How often do policymakers have to decide where to concentrate poverty-alleviation programs based on limited data? For example, where to roll out cash transfer programs aiming to reach the most vulnerable or chronically poor. New methods are emerging on how to measure poverty, consumption expenditure, and asset wealth from high-resolution satellite imagery that may be able to provide systematic and objective-based measures on where these households are more likely to be found when other data is not available.
World Bank researchers Jonathon Hersh and David Newhouse together with Ryan Engstrom from George Washington University have been exploring how features—such as buildings, roads, and cars—derived from high spatial resolution satellite images can be helpful in predicting spatial variation in poverty in Sri Lanka. Simultaneously a consortium of researchers at Stanford have also been working on the problem using data on the African countries of Nigeria, Tanzania, Uganda, Malawi, and Rwanda. They recently published their results in Science.
How do they do it?
Each group uses a slightly different methodology. For the Sri Lanka poverty prediction, the researchers first use both machine learning (ML) algorithms and manual digitization to identify features (like number of cars, number and size of buildings, type of farmland, type of building materials, and road extent and material) and combine this with a series of textural and spectral measurements that detect the levels of contrast and image patterns (like edges and points) within satellite images. The next step is to use a linear model to regress the poverty rates in each administrative area (on average 2.17 square kilometers) on the features and textural measurements for that area, as well as a series of controls (like size of the area). This approach explains about 60 percent of the variation in the estimated share of the population in the bottom 40th percentile of the national income distribution. When the out-of-sample performance of the model is considered through cross-validation, they obtain an error rate of 33 percent at the 40th percentile poverty metric.

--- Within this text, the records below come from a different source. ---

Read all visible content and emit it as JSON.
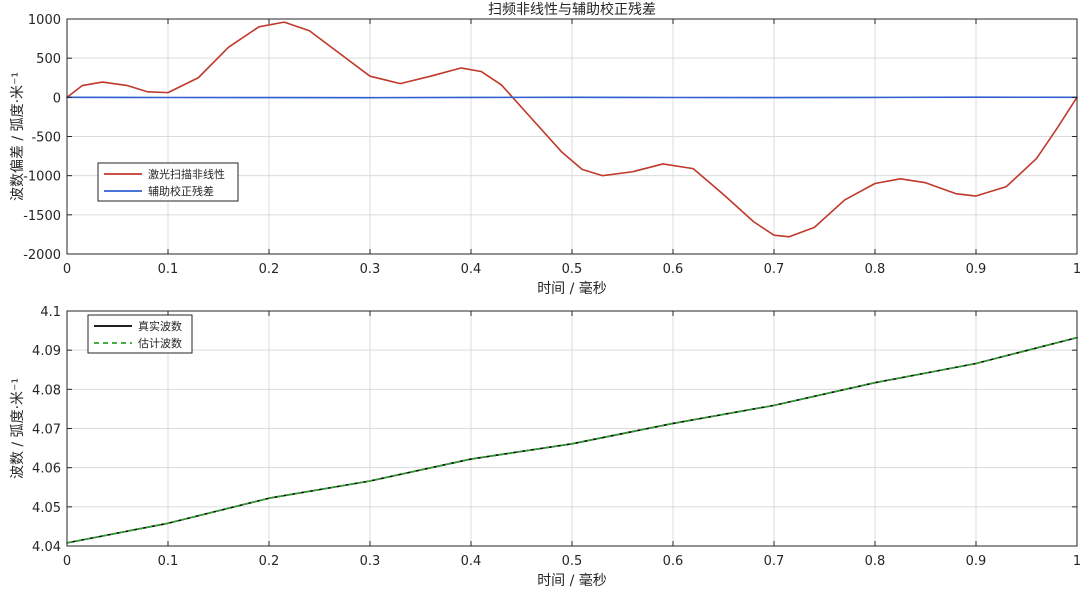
{
  "chart_data": [
    {
      "type": "line",
      "title": "扫频非线性与辅助校正残差",
      "xlabel": "时间 / 毫秒",
      "ylabel": "波数偏差 / 弧度·米⁻¹",
      "xlim": [
        0,
        1
      ],
      "ylim": [
        -2000,
        1000
      ],
      "xticks": [
        0,
        0.1,
        0.2,
        0.3,
        0.4,
        0.5,
        0.6,
        0.7,
        0.8,
        0.9,
        1
      ],
      "yticks": [
        -2000,
        -1500,
        -1000,
        -500,
        0,
        500,
        1000
      ],
      "xticklabels": [
        "0",
        "0.1",
        "0.2",
        "0.3",
        "0.4",
        "0.5",
        "0.6",
        "0.7",
        "0.8",
        "0.9",
        "1"
      ],
      "yticklabels": [
        "-2000",
        "-1500",
        "-1000",
        "-500",
        "0",
        "500",
        "1000"
      ],
      "grid": true,
      "legend_position": "center-left",
      "series": [
        {
          "name": "激光扫描非线性",
          "color": "#c0392b",
          "style": "solid",
          "x": [
            0,
            0.015,
            0.035,
            0.06,
            0.08,
            0.1,
            0.13,
            0.16,
            0.19,
            0.215,
            0.24,
            0.27,
            0.3,
            0.33,
            0.36,
            0.39,
            0.41,
            0.43,
            0.46,
            0.49,
            0.51,
            0.53,
            0.56,
            0.59,
            0.62,
            0.65,
            0.68,
            0.7,
            0.715,
            0.74,
            0.77,
            0.8,
            0.825,
            0.85,
            0.88,
            0.9,
            0.93,
            0.96,
            0.98,
            1
          ],
          "y": [
            0,
            150,
            195,
            150,
            70,
            60,
            250,
            640,
            900,
            960,
            850,
            560,
            270,
            175,
            270,
            375,
            330,
            160,
            -270,
            -700,
            -920,
            -1000,
            -950,
            -850,
            -910,
            -1240,
            -1590,
            -1760,
            -1780,
            -1660,
            -1310,
            -1100,
            -1040,
            -1090,
            -1230,
            -1260,
            -1140,
            -780,
            -400,
            0
          ]
        },
        {
          "name": "辅助校正残差",
          "color": "#2f5fd0",
          "style": "solid",
          "x": [
            0,
            0.1,
            0.2,
            0.3,
            0.4,
            0.5,
            0.6,
            0.7,
            0.8,
            0.9,
            1
          ],
          "y": [
            0,
            -2,
            -3,
            -4,
            -1,
            0,
            -2,
            -3,
            -1,
            2,
            0
          ]
        }
      ]
    },
    {
      "type": "line",
      "title": "",
      "xlabel": "时间 / 毫秒",
      "ylabel": "波数 / 弧度·米⁻¹",
      "xlim": [
        0,
        1
      ],
      "ylim": [
        4.04,
        4.1
      ],
      "xticks": [
        0,
        0.1,
        0.2,
        0.3,
        0.4,
        0.5,
        0.6,
        0.7,
        0.8,
        0.9,
        1
      ],
      "yticks": [
        4.04,
        4.05,
        4.06,
        4.07,
        4.08,
        4.09,
        4.1
      ],
      "xticklabels": [
        "0",
        "0.1",
        "0.2",
        "0.3",
        "0.4",
        "0.5",
        "0.6",
        "0.7",
        "0.8",
        "0.9",
        "1"
      ],
      "yticklabels": [
        "4.04",
        "4.05",
        "4.06",
        "4.07",
        "4.08",
        "4.09",
        "4.1"
      ],
      "grid": true,
      "legend_position": "top-left",
      "series": [
        {
          "name": "真实波数",
          "color": "#000000",
          "style": "solid",
          "x": [
            0,
            0.1,
            0.2,
            0.3,
            0.4,
            0.5,
            0.6,
            0.7,
            0.8,
            0.9,
            1
          ],
          "y": [
            4.0408,
            4.0458,
            4.0522,
            4.0566,
            4.0622,
            4.0661,
            4.0713,
            4.0759,
            4.0817,
            4.0866,
            4.0932
          ]
        },
        {
          "name": "估计波数",
          "color": "#2ca02c",
          "style": "dashed",
          "x": [
            0,
            0.1,
            0.2,
            0.3,
            0.4,
            0.5,
            0.6,
            0.7,
            0.8,
            0.9,
            1
          ],
          "y": [
            4.0408,
            4.0458,
            4.0522,
            4.0566,
            4.0622,
            4.0661,
            4.0713,
            4.0759,
            4.0817,
            4.0866,
            4.0932
          ]
        }
      ]
    }
  ]
}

Researchers at Stanford first trained a ML algorithm popular for image recognition tasks (a convolutional neural network or CNN model) on a publicly available database of images (ImageNet), where images already have labels. This helps the model learn how to classify images correctly based on low-level image features such as edges and corners. Using this trained CNN model they apply it to a new problem—how to predict nighttime light intensity based on daytime satellite imagery. In this way the model learns which types of features detected from daytime satellite imagery are more likely to be predictive of poverty levels using the result that nightlights are positively correlated with economic activity, albeit noisily. The last step builds ridge regression models (an approach that prevents overfitting) to estimate average expenditure and wealth levels within administrative areas (covering 10-27 households) using the features identified from the second step. These ridge regressions can explain up to 56 percent (in Tanzania model) of variation in average household consumption and 75 percent (in Rwanda model) in average household asset levels. For predicting the share of the population in the bottom 40th percentile, the researchers show that their multi-stage approach outperforms models that just rely on variation in nightlight intensity. To examine the potential of the model to predict poverty out-of-sample, they use a pooled model trained using data from all of the countries and examine how well it predicts consumption and asset levels in each country individually. They find this model performs almost as well as each country-specific model does individually, suggesting that the model may be informative where ground truth data on consumption and assets is not available.
Figure 1: World Bank/George Washington University approach versus Stanford approach to predicting poverty
Both approaches have the ability to predict poverty from space at lower levels of geographic resolutions (e.g., villages) than what most national expenditure surveys can (e.g., districts or counties). In the Sri Lanka analysis, the researchers used a supervised approach that focuses on features and spectral measurements they ex-ante think will be more predictive, while with the Africa data, the researchers use an unsupervised approach. However, the results from both approaches find that information like the density of buildings, building materials, roads, type of agricultural area, and bodies of water are most important for predicting poverty. On the surface, this may not seem particularly revelatory; most of us already know that poverty is concentrated in remote areas, with lower road access, smaller and more rudimentary agricultural plots, and where household dwellings are made with basic materials. However, if we can predict poverty based on publicly available satellite imagery, this means that when survey data does not exist or is incomplete, there are other approaches to making objective decisions about where to focus poverty alleviation programs.
In the future it would also be interesting to explore whether satellite imagery can help us understand the dynamic nature of poverty. Would it be able to accurately detect seasonal adjustments in vulnerability? For example, can we extract information from satellite imagery that is correlated with changing agricultural yields, food prices, or livestock health? Could we also detect sensitive information about when households or communities move out of extreme poverty and could graduate from cash transfer programs?